Lost in Translation: When Teams Don’t Speak the Same Language

Lost in Translation: When Teams Don’t Speak the Same Language

By Jaime Meza • Mar 30, 2025

This week, I found myself in a situation that started out deceptively simple: a request for a report.

What followed was a tangle of emails, misaligned expectations, and growing frustration between several teams and a software provider. And at the heart of it? Everyone was using the same term — but no one meant the same thing.


“We Just Need the File!”

To the requester, the file wasn’t just a report. It was a structured, detailed export, formatted to be imported into another system. To others involved, it referred to a simpler piece of data that already existed in the reports being generated.

From their perspective, the request had already been fulfilled.

What looked like a technical issue was, in reality, a classic case of miscommunication.


Same Word, Different Meanings

This is the trap we fall into all the time: assuming shared understanding.

Each team brings its own vocabulary, mental models, and operational context. When you layer in third-party systems that don’t share either side’s domain language, things break down — fast.

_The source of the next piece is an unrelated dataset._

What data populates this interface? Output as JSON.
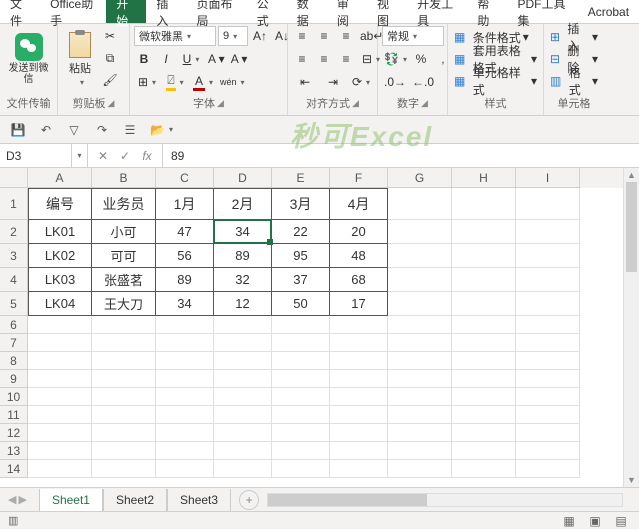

I stepped in and asked a few simple questions:

  • “What exactly are you trying to do with this file?”
  • “Can you show me what the final output needs to look like?”
  • “What does this term mean in your context?”

Once the real requirements were clear, the path forward was obvious. This wasn’t a system limitation. It was a language barrier.


What Helped

To align everyone, I wrote a quick reference:

  • Defined the actual data needed and how it would be used.
  • Mapped what was available and what wasn’t.
  • Clarified the expectations from each group.

A few conversations and a diagram later, we were unblocked.


Lessons Learned

  • Never assume shared definitions. Even common terms carry different meanings in different domains.
  • Clarify the “why” behind the request. Understanding intent uncovers the real need.
  • Act as a translator. Sometimes the most valuable thing IT can do isn’t coding — it’s making sure people understand each other.

If you’ve ever been caught in the middle of a cross-functional misunderstanding, know this: it’s not a failure — it’s a chance to lead.

Helping people speak the same language might be the most underrated skill in tech.